Vor Amtsantritt muss Rendi-Wagner eine Erklärung vor dem EU-Parlament abgeben und sich den Fragen der Abgeordneten stellen. Der Job in der wichtigsten EU-Gesundheitsbehörde ist auf fünf Jahre anberaumt. Als Direktorin folgt Rendi-Wagner der deutschen Medizinerin Andrea Ammon nach.
„Ich fühle mich zutiefst geehrt und bin dem Verwaltungsrat dankbar, dass er mir die Rolle des Direktors des ECDC anvertraut hat“, so die frühere SPÖ-Politikerin in einer ersten Stellungnahme.
Aufgaben der ECDC
Die ECDC mit Sitz in Stockholm spielt eine zentrale Rolle in der Vorsorge und im Kampf gegen Infektionskrankheiten, zuletzt allen voran bei der Eindämmung der Covid-19-Pandemie.
Die Agentur verarbeitet Überwachungsdaten zu etwa 60 übertragbaren Krankheiten aus allen 27 EU-Staaten sowie aus Island und Norwegen. Darüber hinaus arbeitet die ECDC auch eng mit der WHO zusammen.
Auf Basis der gesammelten Daten überwacht sie die gesamteuropäische Lage, aktuell etwa im Zusammenhang mit den Masern. Künftig wird sie sich auch mit Infektionskrankheiten beschäftigen müssen, die aufgrund des Klimawandels nach Europa kommen.
Der für die Nominierung der neuen Direktorin zuständige Verwaltungsrat setzt sich aus insgesamt 32 Vertretern der EU-Mitgliedstaaten, des EU-Parlaments und der EU-Kommission zusammen. Sie stimmten in geheimer Wahl über die zuletzt verbliebenen vier Kandidaten ab.
Mit dem Job in der EU-Besoldungsgruppe AD 14 ist ein Gehalt von rund 17.000 Euro verbunden.
Man sei überzeugt, dass Rendi-Wagners „Erfahrung, Vision und Pläne dem Zentrum in den nächsten fünf Jahren gute Dienste leisten werden“, heißt es seitens des ECDC-Vorstands.
Hohe Expertise
Offenbar hat das Gremium Rendi-Wagners langjährige Expertise an der Schnittstelle zwischen Medizin und Verwaltung überzeugt. War sie doch bereits als Ärztin zehn Jahre lang im Bereich Tropenmedizin und Infektionskrankheiten tätig.
Von 2011 bis 2017 war sie Generaldirektorin für öffentliche Gesundheit und in dieser Funktion bereits sechs Jahre im ECDC-Verwaltungsrat tätig. 2017 wurde sie unter Kanzler Christian Kern (SPÖ) Gesundheitsministerin. Nach dessen überraschendem Abgang als Parteichef folgte sie ihm im November 2018 als SPÖ-Vorsitzende.

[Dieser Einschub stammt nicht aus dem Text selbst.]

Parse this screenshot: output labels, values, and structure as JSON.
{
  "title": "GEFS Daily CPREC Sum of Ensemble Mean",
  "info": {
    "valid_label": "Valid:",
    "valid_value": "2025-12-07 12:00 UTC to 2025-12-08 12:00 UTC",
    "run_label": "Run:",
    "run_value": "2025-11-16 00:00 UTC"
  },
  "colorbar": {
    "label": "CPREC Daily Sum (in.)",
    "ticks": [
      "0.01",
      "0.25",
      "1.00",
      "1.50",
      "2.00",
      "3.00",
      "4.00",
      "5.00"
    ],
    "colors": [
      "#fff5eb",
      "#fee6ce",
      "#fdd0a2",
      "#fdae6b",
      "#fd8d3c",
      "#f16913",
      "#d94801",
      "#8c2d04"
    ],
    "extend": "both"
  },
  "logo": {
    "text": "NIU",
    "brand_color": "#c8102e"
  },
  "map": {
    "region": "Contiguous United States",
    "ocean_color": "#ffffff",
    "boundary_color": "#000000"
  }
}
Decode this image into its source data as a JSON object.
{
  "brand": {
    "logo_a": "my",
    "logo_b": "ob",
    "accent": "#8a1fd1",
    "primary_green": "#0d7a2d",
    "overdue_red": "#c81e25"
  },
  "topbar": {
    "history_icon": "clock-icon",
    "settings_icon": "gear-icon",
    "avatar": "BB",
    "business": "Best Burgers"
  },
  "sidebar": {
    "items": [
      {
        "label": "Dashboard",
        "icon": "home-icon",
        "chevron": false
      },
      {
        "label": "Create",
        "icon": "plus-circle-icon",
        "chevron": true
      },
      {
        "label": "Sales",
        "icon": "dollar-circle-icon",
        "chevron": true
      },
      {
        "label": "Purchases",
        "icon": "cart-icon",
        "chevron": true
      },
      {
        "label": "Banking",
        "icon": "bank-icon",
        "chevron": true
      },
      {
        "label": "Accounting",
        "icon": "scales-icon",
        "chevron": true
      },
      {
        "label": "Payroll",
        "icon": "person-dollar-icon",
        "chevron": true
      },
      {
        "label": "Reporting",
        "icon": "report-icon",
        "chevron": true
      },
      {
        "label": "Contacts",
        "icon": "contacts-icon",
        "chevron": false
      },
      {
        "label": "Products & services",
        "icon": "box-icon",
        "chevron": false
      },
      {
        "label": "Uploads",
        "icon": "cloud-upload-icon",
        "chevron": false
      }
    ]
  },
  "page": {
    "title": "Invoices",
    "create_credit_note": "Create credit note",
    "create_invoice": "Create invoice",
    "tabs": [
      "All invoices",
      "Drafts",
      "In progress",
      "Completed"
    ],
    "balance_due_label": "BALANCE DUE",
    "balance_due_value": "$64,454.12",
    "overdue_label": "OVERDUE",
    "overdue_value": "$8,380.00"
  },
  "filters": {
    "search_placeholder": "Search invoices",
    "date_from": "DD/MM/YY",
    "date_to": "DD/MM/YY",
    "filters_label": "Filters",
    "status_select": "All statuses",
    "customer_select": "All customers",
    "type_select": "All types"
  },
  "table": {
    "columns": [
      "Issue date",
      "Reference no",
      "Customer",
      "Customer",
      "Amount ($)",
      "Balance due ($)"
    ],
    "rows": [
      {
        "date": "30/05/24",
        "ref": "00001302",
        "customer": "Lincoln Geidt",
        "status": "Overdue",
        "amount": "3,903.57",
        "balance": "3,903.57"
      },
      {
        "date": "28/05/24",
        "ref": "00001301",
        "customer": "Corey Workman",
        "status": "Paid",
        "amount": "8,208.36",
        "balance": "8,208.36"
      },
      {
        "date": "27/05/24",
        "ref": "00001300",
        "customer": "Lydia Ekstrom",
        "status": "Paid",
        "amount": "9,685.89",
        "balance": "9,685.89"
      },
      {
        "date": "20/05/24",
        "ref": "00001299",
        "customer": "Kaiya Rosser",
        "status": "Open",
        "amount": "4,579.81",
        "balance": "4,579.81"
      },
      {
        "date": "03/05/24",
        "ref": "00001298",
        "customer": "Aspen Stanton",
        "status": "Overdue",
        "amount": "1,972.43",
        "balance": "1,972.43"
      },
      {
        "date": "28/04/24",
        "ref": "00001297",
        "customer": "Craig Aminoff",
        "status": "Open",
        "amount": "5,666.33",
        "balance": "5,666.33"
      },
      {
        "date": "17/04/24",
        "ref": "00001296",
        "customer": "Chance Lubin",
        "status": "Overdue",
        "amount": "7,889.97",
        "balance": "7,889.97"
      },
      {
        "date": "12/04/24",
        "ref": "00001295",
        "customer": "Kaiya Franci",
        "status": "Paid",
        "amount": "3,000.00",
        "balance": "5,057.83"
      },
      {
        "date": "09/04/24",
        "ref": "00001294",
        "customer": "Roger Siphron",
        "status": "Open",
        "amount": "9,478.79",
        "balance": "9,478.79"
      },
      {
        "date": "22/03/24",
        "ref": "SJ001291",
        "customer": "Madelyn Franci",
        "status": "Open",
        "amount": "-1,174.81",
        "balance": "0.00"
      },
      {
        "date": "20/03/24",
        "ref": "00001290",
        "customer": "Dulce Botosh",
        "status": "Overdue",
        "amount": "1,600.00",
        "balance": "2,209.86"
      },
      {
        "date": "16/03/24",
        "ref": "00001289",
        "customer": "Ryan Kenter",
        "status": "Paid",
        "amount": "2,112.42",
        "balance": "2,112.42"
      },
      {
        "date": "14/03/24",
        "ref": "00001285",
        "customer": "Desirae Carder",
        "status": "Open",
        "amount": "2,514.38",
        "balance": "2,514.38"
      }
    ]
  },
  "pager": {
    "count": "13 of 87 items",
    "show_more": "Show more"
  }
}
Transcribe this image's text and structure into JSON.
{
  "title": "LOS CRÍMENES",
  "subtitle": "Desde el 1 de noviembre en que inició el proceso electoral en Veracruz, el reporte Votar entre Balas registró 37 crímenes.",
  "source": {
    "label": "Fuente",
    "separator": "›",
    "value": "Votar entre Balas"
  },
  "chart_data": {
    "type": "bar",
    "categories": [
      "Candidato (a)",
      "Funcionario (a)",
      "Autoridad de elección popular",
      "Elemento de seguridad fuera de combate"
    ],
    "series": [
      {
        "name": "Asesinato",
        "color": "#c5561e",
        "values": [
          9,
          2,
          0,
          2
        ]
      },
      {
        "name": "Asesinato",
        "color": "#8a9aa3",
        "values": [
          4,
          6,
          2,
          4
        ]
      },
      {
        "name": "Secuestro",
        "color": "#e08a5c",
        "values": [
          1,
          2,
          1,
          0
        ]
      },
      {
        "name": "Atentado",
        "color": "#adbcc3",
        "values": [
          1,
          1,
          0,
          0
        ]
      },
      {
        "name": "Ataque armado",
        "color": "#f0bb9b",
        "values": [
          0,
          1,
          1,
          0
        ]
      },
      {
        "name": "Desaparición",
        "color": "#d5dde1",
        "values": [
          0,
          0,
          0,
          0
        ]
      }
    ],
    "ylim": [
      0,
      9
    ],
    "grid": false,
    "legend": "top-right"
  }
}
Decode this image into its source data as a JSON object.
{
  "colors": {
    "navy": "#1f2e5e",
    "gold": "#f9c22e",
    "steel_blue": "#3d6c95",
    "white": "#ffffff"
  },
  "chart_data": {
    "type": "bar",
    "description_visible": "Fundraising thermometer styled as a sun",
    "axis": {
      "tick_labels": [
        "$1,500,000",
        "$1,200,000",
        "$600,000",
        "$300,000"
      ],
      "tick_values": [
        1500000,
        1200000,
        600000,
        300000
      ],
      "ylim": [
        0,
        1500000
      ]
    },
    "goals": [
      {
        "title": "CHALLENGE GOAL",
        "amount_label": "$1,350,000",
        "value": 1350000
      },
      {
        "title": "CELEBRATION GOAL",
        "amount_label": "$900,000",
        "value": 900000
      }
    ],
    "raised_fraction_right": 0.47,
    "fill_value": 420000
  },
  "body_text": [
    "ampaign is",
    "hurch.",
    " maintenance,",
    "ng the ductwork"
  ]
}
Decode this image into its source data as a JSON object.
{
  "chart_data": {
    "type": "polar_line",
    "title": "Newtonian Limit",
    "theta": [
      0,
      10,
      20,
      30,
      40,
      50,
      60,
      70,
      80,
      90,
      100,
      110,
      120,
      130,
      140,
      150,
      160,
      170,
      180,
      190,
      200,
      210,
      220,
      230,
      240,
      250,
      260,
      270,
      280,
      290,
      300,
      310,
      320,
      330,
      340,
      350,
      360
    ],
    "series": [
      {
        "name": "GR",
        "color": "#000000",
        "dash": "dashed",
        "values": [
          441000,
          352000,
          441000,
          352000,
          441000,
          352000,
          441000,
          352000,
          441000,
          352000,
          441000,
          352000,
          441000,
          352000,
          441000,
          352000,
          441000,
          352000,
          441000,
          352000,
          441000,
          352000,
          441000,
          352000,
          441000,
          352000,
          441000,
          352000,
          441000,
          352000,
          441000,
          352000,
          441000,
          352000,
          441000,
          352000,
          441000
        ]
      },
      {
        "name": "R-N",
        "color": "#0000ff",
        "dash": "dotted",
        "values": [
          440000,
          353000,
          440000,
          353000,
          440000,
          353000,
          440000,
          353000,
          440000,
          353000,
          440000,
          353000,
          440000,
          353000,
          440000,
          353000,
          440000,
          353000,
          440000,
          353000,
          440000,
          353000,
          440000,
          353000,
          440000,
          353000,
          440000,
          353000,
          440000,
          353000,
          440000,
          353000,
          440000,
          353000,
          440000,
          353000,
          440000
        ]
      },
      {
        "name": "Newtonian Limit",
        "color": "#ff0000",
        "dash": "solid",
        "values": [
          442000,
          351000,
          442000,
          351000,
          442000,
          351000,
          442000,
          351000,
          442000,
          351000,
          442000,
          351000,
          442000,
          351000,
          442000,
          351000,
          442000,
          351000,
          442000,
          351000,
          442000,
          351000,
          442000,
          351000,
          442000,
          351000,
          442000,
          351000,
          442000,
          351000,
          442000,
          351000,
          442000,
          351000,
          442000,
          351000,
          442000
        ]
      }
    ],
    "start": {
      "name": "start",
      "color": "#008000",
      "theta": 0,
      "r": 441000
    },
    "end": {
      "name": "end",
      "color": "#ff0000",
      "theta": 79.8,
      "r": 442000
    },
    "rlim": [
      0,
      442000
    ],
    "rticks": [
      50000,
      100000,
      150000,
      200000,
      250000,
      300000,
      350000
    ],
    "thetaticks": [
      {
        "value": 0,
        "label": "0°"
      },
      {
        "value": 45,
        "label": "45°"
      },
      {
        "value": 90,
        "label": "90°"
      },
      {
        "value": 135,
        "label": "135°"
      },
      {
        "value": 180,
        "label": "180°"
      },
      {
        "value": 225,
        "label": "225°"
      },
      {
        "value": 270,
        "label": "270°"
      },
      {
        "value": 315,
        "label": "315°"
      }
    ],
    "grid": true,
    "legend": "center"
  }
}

Ein Posten, auf dem sie sich nie richtig etablieren konnte. Von Anfang an war sie mit Querschüssen aus den eigenen Reihen konfrontiert, die sich durch das schwache Abschneiden der SPÖ bei Wahlen in den folgenden Jahren verschärften. Nach der Niederlage in der internen Mitgliederbefragung im Frühjahr 2023 warf sie schließlich hin und zog sich weitgehend aus der Öffentlichkeit zurück.
Vor einigen Wochen wurde bekannt, dass sich Rendi-Wagner für den Top-Job beworben hat. In seltener parteiübergreifender Einigkeit wurde sie dabei von Außen- und Gesundheitsministerium unterstützt. Alexander Schallenberg und Johannes Rauch waren denn auch am Mittwoch neben SPÖ-Chef Andreas Babler die ersten Gratulanten.
Die ECDC wird die dritte EU-Behörde mit österreichischer Leitung. Die Weiteren sind die Behörde für Lebensmittelsicherheit (EFSA) in Parma und Bernhard Uhl als Geschäftsführendem Direktor sowie die EU-Eisenbahnagentur (ERA) in der französischen Stadt Valenciennes, der Josef Doppelbauer als Exekutivdirektor vorsteht.